Just wanted a clarification on what this new feature accomplishes. Does this mean that you can have an aircraft randomly scouting nearby territory? Would this also work in a situation where an air unit was stationed on an island and the player needed to scout for approaching enemy ships?
Yes. I added 'fogbusting' functionality for the AI.
In order to test it with aircraft, I enabled exploration with aircraft, and then it just seemed to make sense leave it in. All this does is cause an aircraft to automatically do a recon mission, it does not give you an ability you did not have before, it just does it automatically rather than you having to manually tell each play to recon.
If there is a good choice of totally unexplored territory, that will be chosen first. (Give yourself 2 carriers with 3 planes each at turn 0 and put them both on explore, watch them map the whole world real fast). If a carrier is put on explore, all the planes on it are automatically put on explore.
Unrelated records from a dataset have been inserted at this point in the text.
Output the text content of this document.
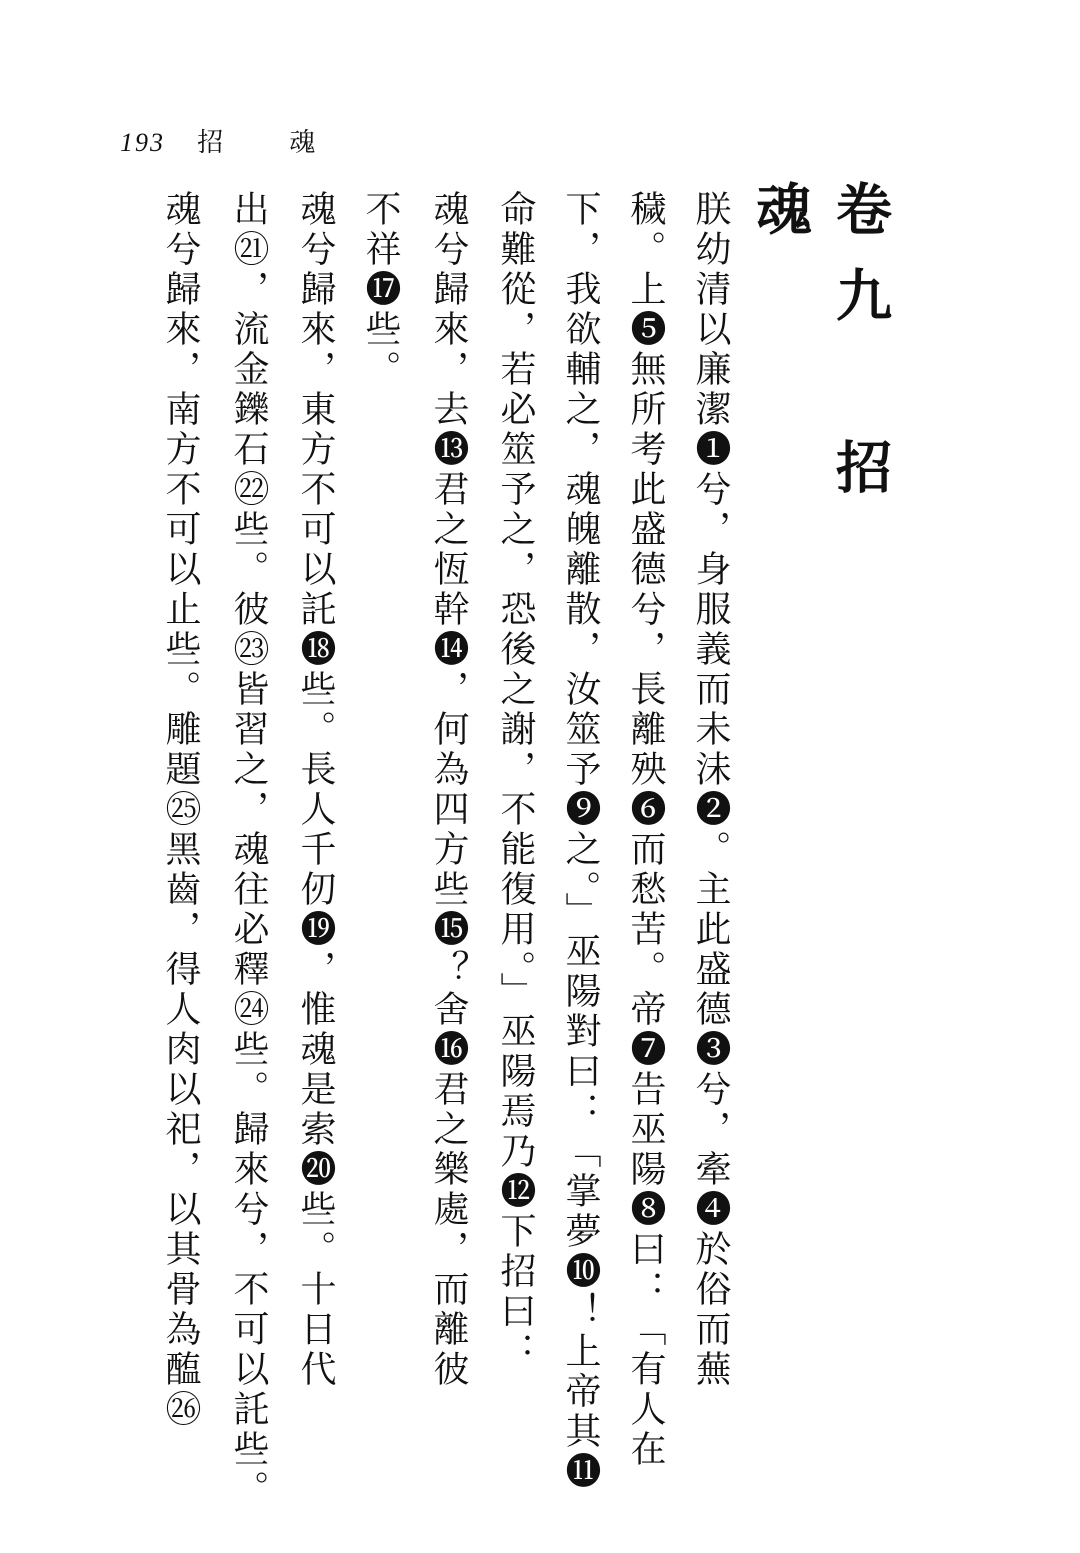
193 招　魂
卷九　招魂
朕幼清以廉潔❶兮，身服義而未沬❷。主此盛德❸兮，牽❹於俗而蕪
穢。上❺無所考此盛德兮，長離殃❻而愁苦。帝❼告巫陽❽曰：「有人在
下，我欲輔之，魂魄離散，汝筮予❾之。」巫陽對曰：「掌夢❿！上帝其⓫
命難從，若必筮予之，恐後之謝，不能復用。」巫陽焉乃⓬下招曰：
魂兮歸來，去⓭君之恆幹⓮，何為四方些⓯？舍⓰君之樂處，而離彼
不祥⓱些。
魂兮歸來，東方不可以託⓲些。長人千仞⓳，惟魂是索⓴些。十日代
出㉑，流金鑠石㉒些。彼㉓皆習之，魂往必釋㉔些。歸來兮，不可以託些。
魂兮歸來，南方不可以止些。雕題㉕黑齒，得人肉以祀，以其骨為醢㉖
In a more normal situtation, if there is nothing to explore, then units will fogbust. This works for land, sea and air units. You can put your ships on explore, and as long as you have explored the world, they will stand in the ocean off your cities watching for invasions. They should wake up if an
enemy unit is sighted. (Only the unit that sees it, not all units, you may need to use the wake all key if you want to stop all recon missions). Neutral units that are a threat will not cause automation to be canceled.
Put a carrier on explore once you have explored the world and you will see its planes keep a large area of fog busted.
AIs should be doing the same thing, their ships should be much less likely to just be sitting in port doing nothing.
Note, there is no memory from turn to turn here. In the case of aircraft, it should be slightly random which of a few good choices it picks, but if you want to get full coverage, you will need more than one plane. Do not expect it to check each direction in sequence. Each turn, it looks at a few choices and picks the best one, with a random factor, ignoring what it did the previous turn.